The lowest-friction integration in TypeScript is the one that doesn't change your call sites. The Node SDK's CachedOpenAI wrapper presents the same surface as the OpenAI client, and quietly checks Crowkis before spending a token.

wrap once, cache everywhere
import { CrowkisClient, CachedOpenAI } from "crowkis";
import OpenAI from "openai";

const cache = new CrowkisClient({ host: "127.0.0.1", port: 6379, tenant: "web" });
const openai = new CachedOpenAI(new OpenAI(), cache);

// identical to the OpenAI SDK — but paraphrases hit the cache
const res = await openai.chat.completions.create({
  model: "gpt-4o",
  messages: [{ role: "user", content: "What's your refund policy?" }],
});
console.log(res.choices[0].message.content, res.cached); // res.cached: boolean

Every response carries a `cached` flag so you can measure your hit rate from the application side, not just the dashboard. The wrapper handles the embedding, the semantic lookup, and the write-back on a miss — your code keeps thinking it's just calling OpenAI.
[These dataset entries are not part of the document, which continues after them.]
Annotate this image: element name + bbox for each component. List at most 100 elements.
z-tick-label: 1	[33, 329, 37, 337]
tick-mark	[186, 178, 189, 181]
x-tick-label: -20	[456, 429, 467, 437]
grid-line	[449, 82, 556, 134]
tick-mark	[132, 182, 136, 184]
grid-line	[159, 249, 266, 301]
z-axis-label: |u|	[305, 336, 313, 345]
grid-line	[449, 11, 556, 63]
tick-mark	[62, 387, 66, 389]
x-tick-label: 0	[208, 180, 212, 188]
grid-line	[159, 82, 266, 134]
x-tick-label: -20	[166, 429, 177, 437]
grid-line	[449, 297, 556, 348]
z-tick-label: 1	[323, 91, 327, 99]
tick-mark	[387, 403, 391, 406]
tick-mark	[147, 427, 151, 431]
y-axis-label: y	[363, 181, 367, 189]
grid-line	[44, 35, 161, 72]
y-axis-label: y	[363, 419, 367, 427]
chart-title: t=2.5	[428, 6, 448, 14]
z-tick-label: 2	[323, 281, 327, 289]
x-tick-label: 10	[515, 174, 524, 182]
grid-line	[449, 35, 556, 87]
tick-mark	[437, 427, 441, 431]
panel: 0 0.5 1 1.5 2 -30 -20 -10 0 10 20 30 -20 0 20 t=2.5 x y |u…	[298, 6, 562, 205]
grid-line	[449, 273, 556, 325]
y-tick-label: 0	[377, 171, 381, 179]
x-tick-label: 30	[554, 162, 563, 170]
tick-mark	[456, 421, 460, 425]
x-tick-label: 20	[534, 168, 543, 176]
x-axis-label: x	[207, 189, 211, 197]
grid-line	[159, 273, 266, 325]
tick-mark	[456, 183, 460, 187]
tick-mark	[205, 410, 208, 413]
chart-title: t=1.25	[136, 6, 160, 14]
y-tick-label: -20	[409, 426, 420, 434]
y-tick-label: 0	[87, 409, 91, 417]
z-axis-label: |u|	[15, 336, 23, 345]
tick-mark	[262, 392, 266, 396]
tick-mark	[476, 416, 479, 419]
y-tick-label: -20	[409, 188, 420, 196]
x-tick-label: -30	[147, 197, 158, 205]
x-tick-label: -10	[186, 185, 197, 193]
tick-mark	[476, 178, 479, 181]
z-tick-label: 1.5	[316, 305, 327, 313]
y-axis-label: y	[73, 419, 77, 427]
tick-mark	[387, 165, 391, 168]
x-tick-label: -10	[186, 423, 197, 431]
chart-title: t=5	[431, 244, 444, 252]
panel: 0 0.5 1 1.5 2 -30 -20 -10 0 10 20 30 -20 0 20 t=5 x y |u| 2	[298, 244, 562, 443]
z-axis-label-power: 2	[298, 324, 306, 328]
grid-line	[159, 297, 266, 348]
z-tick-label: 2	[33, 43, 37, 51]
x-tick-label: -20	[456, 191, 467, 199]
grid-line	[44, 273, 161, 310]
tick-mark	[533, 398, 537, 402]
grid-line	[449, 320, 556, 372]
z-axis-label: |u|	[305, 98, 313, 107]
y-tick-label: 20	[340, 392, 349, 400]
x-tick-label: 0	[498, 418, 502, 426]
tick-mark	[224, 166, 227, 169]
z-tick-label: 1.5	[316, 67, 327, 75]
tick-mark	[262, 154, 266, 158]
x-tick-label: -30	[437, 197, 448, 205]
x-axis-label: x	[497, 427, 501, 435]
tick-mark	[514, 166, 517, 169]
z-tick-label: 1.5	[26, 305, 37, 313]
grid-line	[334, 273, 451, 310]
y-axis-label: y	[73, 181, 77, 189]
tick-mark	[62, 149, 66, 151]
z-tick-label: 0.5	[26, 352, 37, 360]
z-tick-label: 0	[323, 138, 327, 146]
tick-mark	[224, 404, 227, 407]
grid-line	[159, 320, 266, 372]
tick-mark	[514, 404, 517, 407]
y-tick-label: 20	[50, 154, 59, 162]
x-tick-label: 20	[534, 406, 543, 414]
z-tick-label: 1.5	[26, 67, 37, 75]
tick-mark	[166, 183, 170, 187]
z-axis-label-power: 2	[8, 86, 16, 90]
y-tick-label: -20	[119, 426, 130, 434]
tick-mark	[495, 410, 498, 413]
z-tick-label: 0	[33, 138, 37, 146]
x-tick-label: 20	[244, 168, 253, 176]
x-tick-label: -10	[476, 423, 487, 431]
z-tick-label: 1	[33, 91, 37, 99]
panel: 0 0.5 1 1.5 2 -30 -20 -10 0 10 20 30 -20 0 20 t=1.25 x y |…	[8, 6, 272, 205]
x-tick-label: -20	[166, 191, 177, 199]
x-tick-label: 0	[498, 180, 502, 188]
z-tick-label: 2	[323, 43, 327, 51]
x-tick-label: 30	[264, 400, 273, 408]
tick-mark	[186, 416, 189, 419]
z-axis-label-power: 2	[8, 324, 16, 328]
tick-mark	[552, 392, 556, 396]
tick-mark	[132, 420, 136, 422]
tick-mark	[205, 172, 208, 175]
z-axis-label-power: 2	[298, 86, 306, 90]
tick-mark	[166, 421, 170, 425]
or the raw client, with retry/backoff
const hit = await cache.cget("when do refunds arrive?", { withConfidence: true });
if (hit && hit.confidence >= 0.88) return hit.value;

const answer = await callModel(prompt);
await cache.cset("when do refunds arrive?", answer, { ttl: 3600 });
return answer;
In plain words: Keep your OpenAI code exactly as it is. The wrapper checks the cache first, so repeated questions stop hitting the API — and every response tells you whether it was cached.